The cumulative effects of four months of chemo were destroying her. There was no joy in knowing it would soon be over, because every single day felt as if it would all be over. As in, oh, would that it all be over.
Just two more treatments. One was right before Christmas.
For Christmas, Lily reluctantly went with Spencer—who would not take no for an answer—to his mother’s house in Farmingville. She didn’t want to go and said she was going to Andrew’s, but Spencer said, “You told me that lie at Thanksgiving and then I found out you were here by yourself. You are not going to be by yourself on Christmas, Lily, that’s all there is to it.”
So she went.
In the car Lily said, “How are you going to explain me?”
“I’m a big boy. Why do I have to explain anything?”

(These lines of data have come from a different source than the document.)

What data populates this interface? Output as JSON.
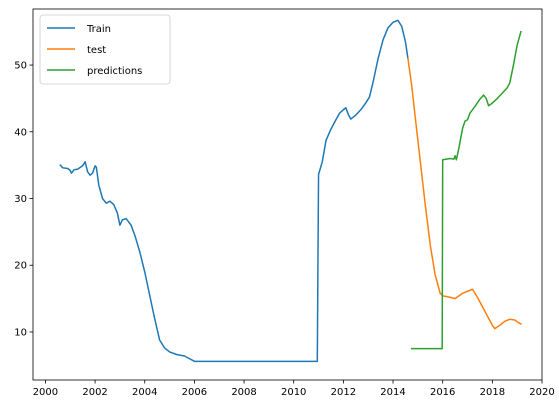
{
  "chart_data": {
    "type": "line",
    "title": "",
    "xlabel": "",
    "ylabel": "",
    "xlim": [
      1999.5,
      2020.0
    ],
    "ylim": [
      2.8,
      58.4
    ],
    "x_ticks": [
      2000,
      2002,
      2004,
      2006,
      2008,
      2010,
      2012,
      2014,
      2016,
      2018,
      2020
    ],
    "x_tick_labels": [
      "2000",
      "2002",
      "2004",
      "2006",
      "2008",
      "2010",
      "2012",
      "2014",
      "2016",
      "2018",
      "2020"
    ],
    "y_ticks": [
      10,
      20,
      30,
      40,
      50
    ],
    "y_tick_labels": [
      "10",
      "20",
      "30",
      "40",
      "50"
    ],
    "grid": false,
    "legend_position": "upper-left",
    "series": [
      {
        "name": "Train",
        "color": "#1f77b4",
        "points": [
          [
            2000.6,
            35.0
          ],
          [
            2000.7,
            34.6
          ],
          [
            2000.9,
            34.5
          ],
          [
            2001.0,
            34.2
          ],
          [
            2001.05,
            33.8
          ],
          [
            2001.15,
            34.3
          ],
          [
            2001.3,
            34.4
          ],
          [
            2001.5,
            34.9
          ],
          [
            2001.6,
            35.5
          ],
          [
            2001.7,
            34.0
          ],
          [
            2001.8,
            33.5
          ],
          [
            2001.9,
            33.8
          ],
          [
            2002.0,
            34.9
          ],
          [
            2002.05,
            34.7
          ],
          [
            2002.15,
            32.0
          ],
          [
            2002.3,
            30.0
          ],
          [
            2002.45,
            29.3
          ],
          [
            2002.6,
            29.6
          ],
          [
            2002.75,
            29.1
          ],
          [
            2002.9,
            27.8
          ],
          [
            2003.0,
            26.0
          ],
          [
            2003.1,
            26.8
          ],
          [
            2003.25,
            27.0
          ],
          [
            2003.45,
            26.0
          ],
          [
            2003.6,
            24.5
          ],
          [
            2003.8,
            22.0
          ],
          [
            2004.0,
            19.0
          ],
          [
            2004.2,
            15.5
          ],
          [
            2004.4,
            12.0
          ],
          [
            2004.6,
            8.8
          ],
          [
            2004.8,
            7.6
          ],
          [
            2005.0,
            7.0
          ],
          [
            2005.3,
            6.6
          ],
          [
            2005.6,
            6.4
          ],
          [
            2005.8,
            6.0
          ],
          [
            2006.0,
            5.6
          ],
          [
            2007.0,
            5.6
          ],
          [
            2008.0,
            5.6
          ],
          [
            2009.0,
            5.6
          ],
          [
            2010.0,
            5.6
          ],
          [
            2010.95,
            5.6
          ],
          [
            2011.0,
            33.6
          ],
          [
            2011.15,
            35.5
          ],
          [
            2011.3,
            38.7
          ],
          [
            2011.5,
            40.4
          ],
          [
            2011.7,
            41.8
          ],
          [
            2011.85,
            42.8
          ],
          [
            2012.0,
            43.3
          ],
          [
            2012.1,
            43.6
          ],
          [
            2012.2,
            42.6
          ],
          [
            2012.3,
            41.9
          ],
          [
            2012.5,
            42.5
          ],
          [
            2012.7,
            43.3
          ],
          [
            2012.9,
            44.3
          ],
          [
            2013.05,
            45.2
          ],
          [
            2013.2,
            47.5
          ],
          [
            2013.4,
            51.0
          ],
          [
            2013.6,
            53.8
          ],
          [
            2013.8,
            55.6
          ],
          [
            2014.0,
            56.4
          ],
          [
            2014.2,
            56.7
          ],
          [
            2014.35,
            55.8
          ],
          [
            2014.5,
            53.5
          ],
          [
            2014.6,
            51.0
          ]
        ]
      },
      {
        "name": "test",
        "color": "#ff7f0e",
        "points": [
          [
            2014.6,
            51.0
          ],
          [
            2014.75,
            47.0
          ],
          [
            2014.9,
            42.0
          ],
          [
            2015.1,
            35.5
          ],
          [
            2015.3,
            29.0
          ],
          [
            2015.5,
            23.0
          ],
          [
            2015.7,
            18.5
          ],
          [
            2015.9,
            15.8
          ],
          [
            2016.0,
            15.4
          ],
          [
            2016.3,
            15.2
          ],
          [
            2016.5,
            15.0
          ],
          [
            2016.8,
            15.8
          ],
          [
            2017.0,
            16.1
          ],
          [
            2017.2,
            16.4
          ],
          [
            2017.4,
            15.2
          ],
          [
            2017.6,
            13.8
          ],
          [
            2017.8,
            12.4
          ],
          [
            2018.0,
            11.0
          ],
          [
            2018.1,
            10.5
          ],
          [
            2018.3,
            11.0
          ],
          [
            2018.5,
            11.6
          ],
          [
            2018.7,
            11.9
          ],
          [
            2018.9,
            11.8
          ],
          [
            2019.05,
            11.4
          ],
          [
            2019.15,
            11.2
          ]
        ]
      },
      {
        "name": "predictions",
        "color": "#2ca02c",
        "points": [
          [
            2014.75,
            7.5
          ],
          [
            2015.0,
            7.5
          ],
          [
            2015.5,
            7.5
          ],
          [
            2015.98,
            7.5
          ],
          [
            2016.0,
            35.8
          ],
          [
            2016.3,
            36.0
          ],
          [
            2016.45,
            35.9
          ],
          [
            2016.5,
            36.4
          ],
          [
            2016.55,
            35.8
          ],
          [
            2016.65,
            37.5
          ],
          [
            2016.8,
            40.5
          ],
          [
            2016.9,
            41.6
          ],
          [
            2017.0,
            41.8
          ],
          [
            2017.1,
            42.8
          ],
          [
            2017.3,
            43.8
          ],
          [
            2017.5,
            44.9
          ],
          [
            2017.65,
            45.5
          ],
          [
            2017.75,
            45.0
          ],
          [
            2017.85,
            43.9
          ],
          [
            2018.0,
            44.3
          ],
          [
            2018.2,
            45.0
          ],
          [
            2018.4,
            45.8
          ],
          [
            2018.6,
            46.6
          ],
          [
            2018.7,
            47.3
          ],
          [
            2018.85,
            50.0
          ],
          [
            2019.0,
            53.0
          ],
          [
            2019.15,
            55.0
          ]
        ]
      }
    ]
  }
}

Spencer’s family was an army division without the discipline. He introduced her as “Lily.” As in, “This is Lily.” And that was all. Two of the sisters—she couldn’t remember anyone’s name—did a slow double take, from him to her and back to him for a lingering look—and that was all. The family shouted, they drank, the music was loud, the children were louder, the adults tried to out-shout both. Lily’s bald head, unprotected by an acoustic curtain of hair had every sound emission echo and bounce off it until the head became a large red ball of viral nerve endings, one more whisper and she would be spun into a spectacular neural overload. Still, the kids didn’t care about her head, they all wanted to touch it, despite the shouts from the adults, including “Uncle Spence,” to “leave the girl alone!”
“Uncle Spence already has a girlfriend,” said Sam, Spencer’s eight-year old nephew who was turning forty-seven next month. “She is in Chicago with her family. Mommy says he only brought you because you have cancer.”